Warr’s grandfather had been a friend and a confidant to the young man. When he passed away in 1993, it hit hard. It kicked off a chain of events that would ultimately lead to his conversion to Christianity that year: “I was going out to a club one night, I mean, I wasn’t drunk yet, man, I went around a curve and lightning bolts probably hit 15 feet from my car, man, just right to my left-front, like, Pow! Right there, man. And I look over and I actually saw—and you can say it’s crazy, I don’t care if anyone believes me or not—but Jesus was in the seat. I actually looked back in front and looked over again, and then, of course, he was gone.”

Spiritually, Warr was at war. “God was working on me, but it was like God wouldn’t come in my house,” he says.

“There was some dark forces at work in my house. I wasn’t a devil worshipper or anything, but I think I did seek power, and there was power, man, there was all kinds of weird things that happened in the music studio that were not normal. So God was working on me outside of my house, and of course the Devil was working on me inside my house—or, whatever, it wasn’t the Devil, ain’t nobody that important to get a personal visit from him, I don’t think—but there were some dark forces inside of my house, man.”

At the behest of a previously unknown half-brother who was a devout Christian, Warr began to give his life to the Lord. He started by giving up the trappings of his rock ‘n’ roll lifestyle. Warr collected the remaining copies of his albums, a stage banner he’d made for himself, various drug paraphernalia and other items.

“It seemed like it took forever to get it lit,” he recalls. “And of course I had some tears in my eyes, you know, it was a very deep experience for me. And there was a ton of black soot going everywhere, but I burned all that stuff.”

All of it, that is, except the master tapes.

NEAR THE END of 1999, Warr got the musical urge again. He mentioned to a co-worker at the factory where he worked nights that he was planning to make a hard-rock album for God. The co-worker was flabbergasted, maybe even offended, by the idea. God didn’t mind, though.
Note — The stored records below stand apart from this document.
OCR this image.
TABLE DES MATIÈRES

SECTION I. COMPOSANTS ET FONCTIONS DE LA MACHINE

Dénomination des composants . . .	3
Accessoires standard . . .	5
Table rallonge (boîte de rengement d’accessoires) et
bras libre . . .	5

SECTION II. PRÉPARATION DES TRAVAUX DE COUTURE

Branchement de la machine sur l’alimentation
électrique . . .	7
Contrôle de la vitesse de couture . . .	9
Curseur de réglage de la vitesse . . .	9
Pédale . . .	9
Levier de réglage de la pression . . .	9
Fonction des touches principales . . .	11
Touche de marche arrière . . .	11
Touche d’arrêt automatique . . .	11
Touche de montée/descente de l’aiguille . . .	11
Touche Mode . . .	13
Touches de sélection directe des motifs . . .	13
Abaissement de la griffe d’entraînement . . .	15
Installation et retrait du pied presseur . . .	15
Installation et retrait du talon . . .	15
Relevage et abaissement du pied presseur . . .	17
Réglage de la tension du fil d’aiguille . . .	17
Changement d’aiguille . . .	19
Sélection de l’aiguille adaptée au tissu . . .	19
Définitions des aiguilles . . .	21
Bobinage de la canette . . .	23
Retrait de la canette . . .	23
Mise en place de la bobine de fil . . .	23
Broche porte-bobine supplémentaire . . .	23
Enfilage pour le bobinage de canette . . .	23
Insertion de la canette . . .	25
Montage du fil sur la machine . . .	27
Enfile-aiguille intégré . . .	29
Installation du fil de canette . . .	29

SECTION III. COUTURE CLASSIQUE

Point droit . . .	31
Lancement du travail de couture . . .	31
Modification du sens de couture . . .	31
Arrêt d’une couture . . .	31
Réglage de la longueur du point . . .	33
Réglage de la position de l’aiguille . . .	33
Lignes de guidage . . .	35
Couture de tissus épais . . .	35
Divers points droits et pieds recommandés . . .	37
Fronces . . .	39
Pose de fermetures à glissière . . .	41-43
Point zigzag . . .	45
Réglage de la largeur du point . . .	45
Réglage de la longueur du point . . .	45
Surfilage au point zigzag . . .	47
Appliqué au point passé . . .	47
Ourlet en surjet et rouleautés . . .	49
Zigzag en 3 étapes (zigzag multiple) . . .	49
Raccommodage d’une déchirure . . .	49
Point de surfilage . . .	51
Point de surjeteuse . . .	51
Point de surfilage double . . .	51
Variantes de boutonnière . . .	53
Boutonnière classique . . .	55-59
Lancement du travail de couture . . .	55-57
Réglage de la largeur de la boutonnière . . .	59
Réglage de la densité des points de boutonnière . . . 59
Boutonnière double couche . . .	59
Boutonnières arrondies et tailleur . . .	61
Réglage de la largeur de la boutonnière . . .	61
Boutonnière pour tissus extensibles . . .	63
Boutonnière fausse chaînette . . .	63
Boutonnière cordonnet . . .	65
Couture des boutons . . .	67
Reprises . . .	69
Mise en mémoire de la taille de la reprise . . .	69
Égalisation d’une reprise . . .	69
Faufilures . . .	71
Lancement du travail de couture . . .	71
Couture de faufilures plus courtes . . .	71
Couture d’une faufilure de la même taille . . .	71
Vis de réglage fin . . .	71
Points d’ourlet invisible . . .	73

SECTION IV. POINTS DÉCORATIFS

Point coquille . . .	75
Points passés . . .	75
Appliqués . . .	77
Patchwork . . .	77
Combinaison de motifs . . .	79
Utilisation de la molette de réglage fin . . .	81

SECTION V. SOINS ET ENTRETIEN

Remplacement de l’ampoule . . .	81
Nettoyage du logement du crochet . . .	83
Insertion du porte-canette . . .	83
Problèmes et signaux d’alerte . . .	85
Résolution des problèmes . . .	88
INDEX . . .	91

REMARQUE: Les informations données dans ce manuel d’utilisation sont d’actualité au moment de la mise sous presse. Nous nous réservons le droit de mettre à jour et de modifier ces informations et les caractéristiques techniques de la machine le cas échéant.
“About 4 a.m. in the morning, the Lord spoke to me just as clear as I’m talking to you,” Warr says. “And he said, ‘Duane, the people that are offended with this project are offended already, and you haven’t even played a note. You can’t worry about them, you’ve got to do what you’ve got to do.’”

Dwarr was back: In 2000, Warr self-released Holy One. Times of Terror followed in 2003.

With their potent combination of scarcity, outsider obscurity and their compelling off-kilter take on proto-metal, Dwarr’s first two albums had also become bait for collectors, commanding upwards of $200 a pop during the decade-plus hiatus. Warr’s quickly placed short-run CDs of all four albums in sleeves he and some friends assembled on his back porch, “just for the salvation of the music.”

By now, Warr had concluded the albums were something worth saving. “I really believed that they are a very real part of who I am, and they’re part of how I got to where I am now, and they’re part of my story,” he says.

They continue to be. In preparing a setlist for this tour, Warr picked his favorite songs from all four Dwarr albums, plus one from the unreleased Crying Souls. He even added a new song called “Home To You.” He’s hoping to record and videotape the performances to compile a live album. While there aren’t any definitive plans for releasing it yet, one suspects it’ll work its way into the world one way or another.

“I really believe God’s got some plans for my life,” Warr says. “After I decided to do this thing, I guess about a month or so after, at worship at the church, I really heard the Lord say, ‘Duane, you don’t know who you are. I have great plans for you.’ Whatever that means, I don’t know, but I know my next step is to do this tour.”